= A'la-Hazrat =

A'la-Hazrat (Classical Persian: اعلیٰ‌حضرت Aʿlā-Ḥażrat) (Note: Iranian Persian transliteration: Aʿlâ-Ḥażrat; Аълоҳазрат.) for a man, or 'Ulya-Hazrat (Classical Persian: علیاحضرت ʿUlyā-Ḥażrat) (Note: Iranian Persian transliteration: ʿOlyâ-Ḥażrat; Улёҳазрат.) for a woman, is a form of address used in the Persian language as well as in languages of the Persianate world including Turkic languages (Note: Əlahəzrət/Ülyahəzrət; Alahazret/Ulyahazret; Aʼlohazrat/Ulyohazrat.) and Urdu. (Note: اعلیٰ حضرت Aʿlā Ḥażrat / علیا حضرت ʿUlyā Ḥażrat.) It is a compound of the words اعلیٰ aʿlā, from Arabic أعلى ʾaʿlā (feminine: عليا ʿulyā), and Persian حضرت ḥażrat, from Arabic حضرة ḥaḍra.
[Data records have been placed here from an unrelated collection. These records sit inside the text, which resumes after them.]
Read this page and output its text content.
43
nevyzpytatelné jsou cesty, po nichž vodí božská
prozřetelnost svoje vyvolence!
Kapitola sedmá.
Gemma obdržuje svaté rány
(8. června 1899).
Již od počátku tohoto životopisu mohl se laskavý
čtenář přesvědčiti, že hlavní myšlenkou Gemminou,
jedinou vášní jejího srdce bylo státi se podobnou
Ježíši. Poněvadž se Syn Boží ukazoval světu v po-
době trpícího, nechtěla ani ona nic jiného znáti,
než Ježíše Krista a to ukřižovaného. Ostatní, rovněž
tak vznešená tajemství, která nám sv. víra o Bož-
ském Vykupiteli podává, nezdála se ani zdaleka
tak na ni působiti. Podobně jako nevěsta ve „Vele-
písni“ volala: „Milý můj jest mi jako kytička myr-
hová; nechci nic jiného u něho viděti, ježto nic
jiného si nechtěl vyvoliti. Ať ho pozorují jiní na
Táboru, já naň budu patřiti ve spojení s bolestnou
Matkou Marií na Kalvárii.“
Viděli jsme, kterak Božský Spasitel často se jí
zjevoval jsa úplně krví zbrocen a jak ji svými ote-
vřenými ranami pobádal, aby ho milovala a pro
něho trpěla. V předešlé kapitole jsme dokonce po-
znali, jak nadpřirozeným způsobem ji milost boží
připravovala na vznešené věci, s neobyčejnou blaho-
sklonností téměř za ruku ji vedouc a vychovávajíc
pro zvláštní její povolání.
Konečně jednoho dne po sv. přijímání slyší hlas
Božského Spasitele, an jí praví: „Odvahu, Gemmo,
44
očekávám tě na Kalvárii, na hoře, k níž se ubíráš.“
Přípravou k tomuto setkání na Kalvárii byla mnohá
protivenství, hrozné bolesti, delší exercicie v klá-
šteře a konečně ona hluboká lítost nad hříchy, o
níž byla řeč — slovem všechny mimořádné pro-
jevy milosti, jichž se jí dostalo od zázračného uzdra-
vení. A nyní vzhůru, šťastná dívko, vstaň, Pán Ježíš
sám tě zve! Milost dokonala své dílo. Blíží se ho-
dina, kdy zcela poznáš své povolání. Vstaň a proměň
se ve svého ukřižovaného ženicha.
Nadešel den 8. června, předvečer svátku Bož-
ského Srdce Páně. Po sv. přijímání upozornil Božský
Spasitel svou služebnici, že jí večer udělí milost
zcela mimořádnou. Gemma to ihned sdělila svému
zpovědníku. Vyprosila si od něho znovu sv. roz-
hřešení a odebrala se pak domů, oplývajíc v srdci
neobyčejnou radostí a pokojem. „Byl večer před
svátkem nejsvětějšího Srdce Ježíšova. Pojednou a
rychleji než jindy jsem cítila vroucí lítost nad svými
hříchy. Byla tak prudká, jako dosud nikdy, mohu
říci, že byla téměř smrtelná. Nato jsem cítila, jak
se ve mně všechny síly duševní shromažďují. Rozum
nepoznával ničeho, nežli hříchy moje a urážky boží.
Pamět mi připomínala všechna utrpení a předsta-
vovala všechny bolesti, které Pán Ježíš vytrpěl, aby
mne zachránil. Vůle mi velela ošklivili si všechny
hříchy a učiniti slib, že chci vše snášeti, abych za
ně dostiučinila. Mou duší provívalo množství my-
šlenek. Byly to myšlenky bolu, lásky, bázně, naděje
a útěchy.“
Its literal meaning is 'the presence of the most high', and it is equivalent to Majesty in English.

The form of address has also been used in reference to some Islamic scholars such as Imdadullah Muhajir Makki (1817–1899), Shah Abdul Wahhab (1831–1921) and Ahmed Raza Khan Barelvi (1856–1921).